I noticed you use bootstrap and jquery. Our current setup for SuttaCentral uses neither. We are in the process of moving to lit-elements which basically uses vanilla js so implementing it in our current structure would not be straightforward and need some adaptations.
So you could use the editor module itself in any web project without being tied to other dependencies.
Wow, this is looking great. Thanks so much for sharing this here. I think the potential for standoff properties is so powerful!
Currently on SC we are moving towards standoff markup as opposed to standoff properties. We divide the texts into semantically meaningful segments, then key text, translation, notes, variants, references, markup, and so on off that.
You can see the data here:
This is all a work in progress, but the basic idea should be clear enough. Currently @blake is working on an online editor (Bilara) for working with this data; it is essentially a thin client layered on top of Github APIs.
With this system we lose the granularity of standoff properties, but gain a lot of ease of use and tooling. For our purposes so far it has been good enough.

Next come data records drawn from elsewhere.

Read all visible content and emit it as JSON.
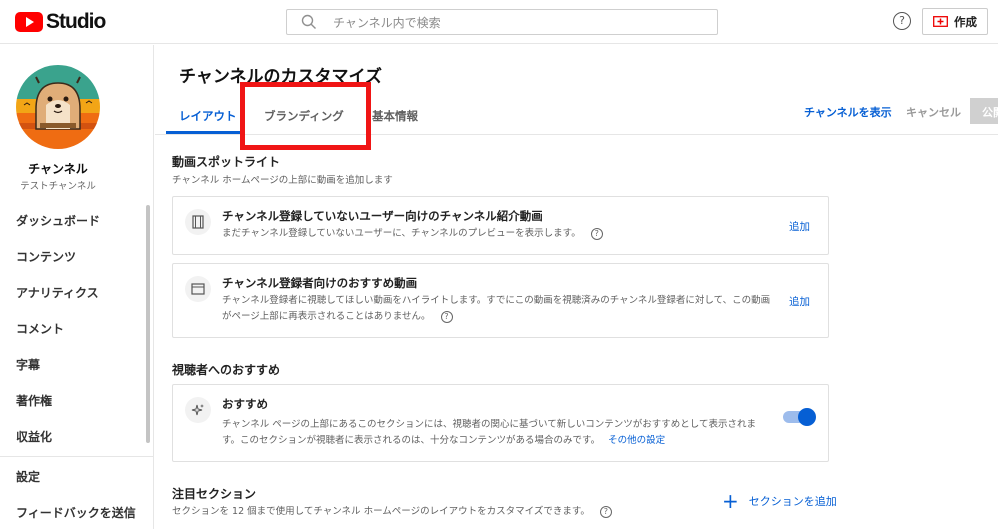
{
  "header": {
    "logo_text": "Studio",
    "search_placeholder": "チャンネル内で検索",
    "help": "?",
    "create_label": "作成"
  },
  "sidebar": {
    "channel_name": "チャンネル",
    "channel_sub": "テストチャンネル",
    "items": [
      {
        "label": "ダッシュボード"
      },
      {
        "label": "コンテンツ"
      },
      {
        "label": "アナリティクス"
      },
      {
        "label": "コメント"
      },
      {
        "label": "字幕"
      },
      {
        "label": "著作権"
      },
      {
        "label": "収益化"
      }
    ],
    "bottom_items": [
      {
        "label": "設定"
      },
      {
        "label": "フィードバックを送信"
      }
    ]
  },
  "main": {
    "title": "チャンネルのカスタマイズ",
    "tabs": [
      {
        "label": "レイアウト"
      },
      {
        "label": "ブランディング"
      },
      {
        "label": "基本情報"
      }
    ],
    "actions": {
      "view_channel": "チャンネルを表示",
      "cancel": "キャンセル",
      "publish": "公開"
    },
    "spotlight": {
      "title": "動画スポットライト",
      "desc": "チャンネル ホームページの上部に動画を追加します",
      "cards": [
        {
          "title": "チャンネル登録していないユーザー向けのチャンネル紹介動画",
          "desc": "まだチャンネル登録していないユーザーに、チャンネルのプレビューを表示します。",
          "add": "追加"
        },
        {
          "title": "チャンネル登録者向けのおすすめ動画",
          "desc1": "チャンネル登録者に視聴してほしい動画をハイライトします。すでにこの動画を視聴済みのチャンネル登録者に対して、この動画",
          "desc2": "がページ上部に再表示されることはありません。",
          "add": "追加"
        }
      ]
    },
    "recommend": {
      "title": "視聴者へのおすすめ",
      "card": {
        "title": "おすすめ",
        "desc1": "チャンネル ページの上部にあるこのセクションには、視聴者の関心に基づいて新しいコンテンツがおすすめとして表示されま",
        "desc2": "す。このセクションが視聴者に表示されるのは、十分なコンテンツがある場合のみです。",
        "more": "その他の設定",
        "enabled": true
      }
    },
    "featured": {
      "title": "注目セクション",
      "desc": "セクションを 12 個まで使用してチャンネル ホームページのレイアウトをカスタマイズできます。",
      "add_section": "セクションを追加"
    }
  }
}
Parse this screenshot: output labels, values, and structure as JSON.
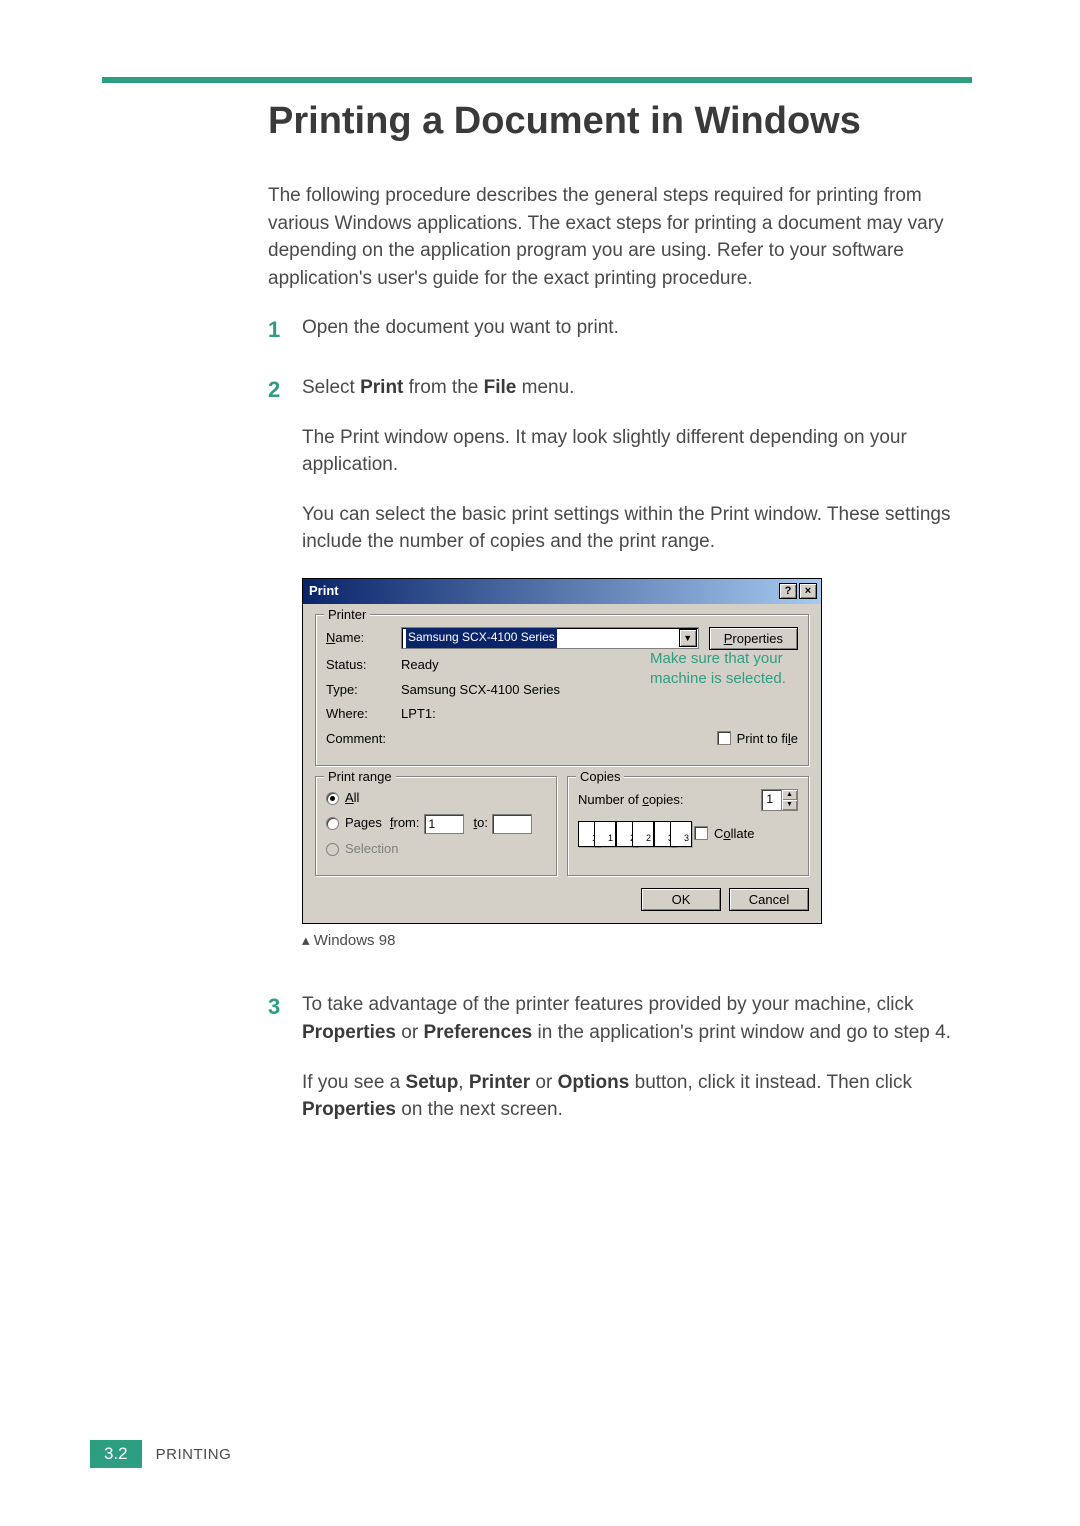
{
  "heading": "Printing a Document in Windows",
  "intro": "The following procedure describes the general steps required for printing from various Windows applications. The exact steps for printing a document may vary depending on the application program you are using. Refer to your software application's user's guide for the exact printing procedure.",
  "step1": {
    "num": "1",
    "text": "Open the document you want to print."
  },
  "step2": {
    "num": "2",
    "line1_pre": "Select ",
    "line1_b1": "Print",
    "line1_mid": " from the ",
    "line1_b2": "File",
    "line1_post": " menu.",
    "para2": "The Print window opens. It may look slightly different depending on your application.",
    "para3": "You can select the basic print settings within the Print window. These settings include the number of copies and the print range."
  },
  "dialog": {
    "title": "Print",
    "help_icon": "?",
    "close_icon": "×",
    "printer_legend": "Printer",
    "name_label": "Name:",
    "name_value": "Samsung SCX-4100 Series",
    "properties_btn": "Properties",
    "status_label": "Status:",
    "status_value": "Ready",
    "type_label": "Type:",
    "type_value": "Samsung SCX-4100 Series",
    "where_label": "Where:",
    "where_value": "LPT1:",
    "comment_label": "Comment:",
    "print_to_file": "Print to file",
    "print_range_legend": "Print range",
    "all_label": "All",
    "pages_label": "Pages",
    "from_label": "from:",
    "from_value": "1",
    "to_label": "to:",
    "to_value": "",
    "selection_label": "Selection",
    "copies_legend": "Copies",
    "num_copies_label": "Number of copies:",
    "num_copies_value": "1",
    "collate_label": "Collate",
    "ok_btn": "OK",
    "cancel_btn": "Cancel",
    "callout": "Make sure that your machine is selected."
  },
  "caption": "Windows 98",
  "step3": {
    "num": "3",
    "p1_pre": "To take advantage of the printer features provided by your machine, click ",
    "p1_b1": "Properties",
    "p1_mid": " or ",
    "p1_b2": "Preferences",
    "p1_post": " in the application's print window and go to step 4.",
    "p2_pre": "If you see a ",
    "p2_b1": "Setup",
    "p2_c1": ", ",
    "p2_b2": "Printer",
    "p2_mid": " or ",
    "p2_b3": "Options",
    "p2_mid2": " button, click it instead. Then click ",
    "p2_b4": "Properties",
    "p2_post": " on the next screen."
  },
  "footer": {
    "page": "3.2",
    "section": "PRINTING"
  }
}
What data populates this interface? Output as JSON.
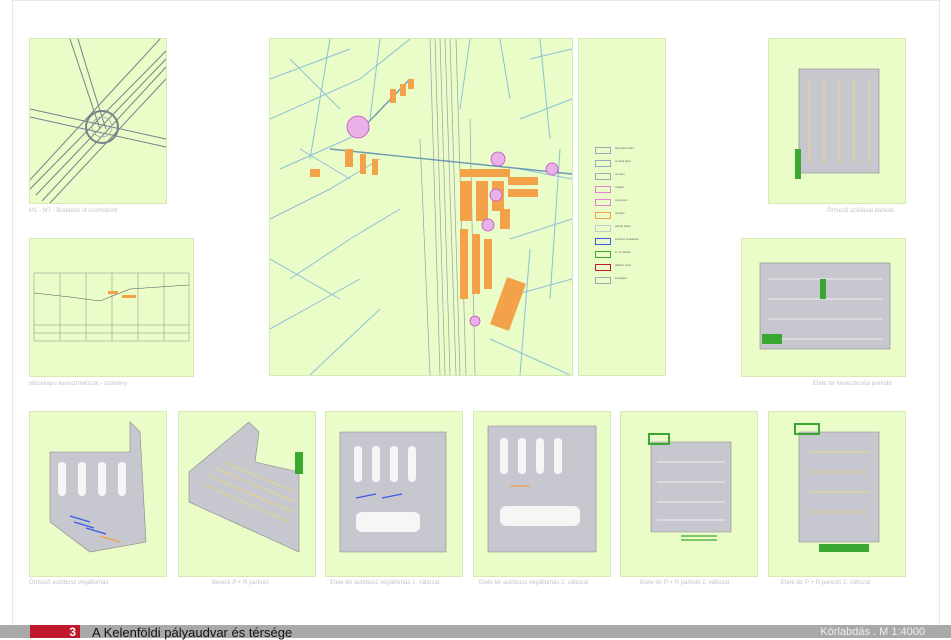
{
  "footer": {
    "number": "3",
    "title": "A Kelenföldi pályaudvar és térsége",
    "scale": "Körlabdás . M 1:4000"
  },
  "captions": {
    "junction": "M1 - M7 - Budaörsi út csomópont",
    "section": "városkapu keresztmetszet - szelvény",
    "parking_tr": "Őrmező szállásai parkoló",
    "parking_mr": "Etele tér keresztezési parkoló",
    "b1": "Őrmező autóbusz végállomás",
    "b2": "Bereck P + R parkoló",
    "b3": "Etele tér autóbusz végállomás 1. változat",
    "b4": "Etele tér autóbusz végállomás 2. változat",
    "b5": "Etele tér P + R parkoló 1. változat",
    "b6": "Etele tér P + R parkoló 2. változat"
  },
  "legend": [
    "fejlesztési terület",
    "új vasúti pálya",
    "új autóút",
    "megálló",
    "csomópont",
    "új épület",
    "parkoló felület",
    "autóbusz végállomás",
    "P + R parkoló",
    "villamos vonal",
    "kerékpárút"
  ],
  "colors": {
    "panel": "#eafcc8",
    "road_line": "#8cc0d8",
    "building": "#f3a24a",
    "marker": "#e082d8",
    "parking": "#c7c7cf",
    "footer_bar": "#a9a9a9",
    "number_box": "#c0192d"
  }
}
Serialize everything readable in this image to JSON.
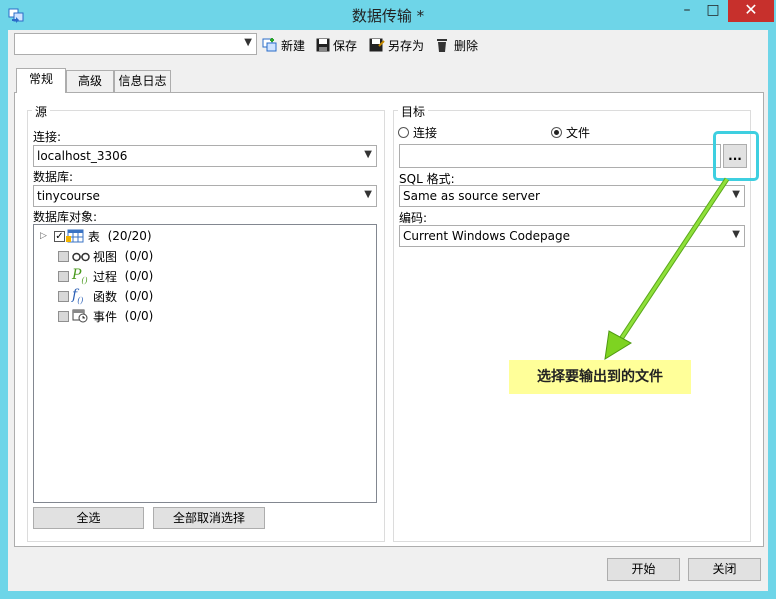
{
  "window": {
    "title": "数据传输 *",
    "min": "–",
    "max": "□",
    "close": "✕"
  },
  "toolbar": {
    "profile_value": "",
    "new_label": "新建",
    "save_label": "保存",
    "saveas_label": "另存为",
    "delete_label": "删除"
  },
  "tabs": [
    "常规",
    "高级",
    "信息日志"
  ],
  "source": {
    "group_label": "源",
    "connection_label": "连接:",
    "connection_value": "localhost_3306",
    "database_label": "数据库:",
    "database_value": "tinycourse",
    "objects_label": "数据库对象:",
    "tree": [
      {
        "label": "表",
        "count": "(20/20)"
      },
      {
        "label": "视图",
        "count": "(0/0)"
      },
      {
        "label": "过程",
        "count": "(0/0)"
      },
      {
        "label": "函数",
        "count": "(0/0)"
      },
      {
        "label": "事件",
        "count": "(0/0)"
      }
    ],
    "select_all": "全选",
    "deselect_all": "全部取消选择"
  },
  "target": {
    "group_label": "目标",
    "radio_connection": "连接",
    "radio_file": "文件",
    "selected": "文件",
    "file_path": "",
    "browse_label": "...",
    "sql_format_label": "SQL 格式:",
    "sql_format_value": "Same as source server",
    "encoding_label": "编码:",
    "encoding_value": "Current Windows Codepage"
  },
  "annotation": {
    "text": "选择要输出到的文件",
    "arrow_color": "#7ed321",
    "highlight_color": "#3ecfe0"
  },
  "footer": {
    "start": "开始",
    "close": "关闭"
  }
}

Ultimately we’d still like to employ standoff properties, once the tooling is there.
We deal with large numbers of texts, so we don’t have incredibly detailed text-critical apparatus for specific passages, such as one might find in a smaller and more densely-studied corpus.
However, for cases where we do need more granularity than the standoff markup, we employ a markdown-like system for annotating within the segment. This is mainly for the ease of typists, and would be converted to HTML etc. for publishing.
Like I said, work in progress, but this is an area where standoff properties would be great.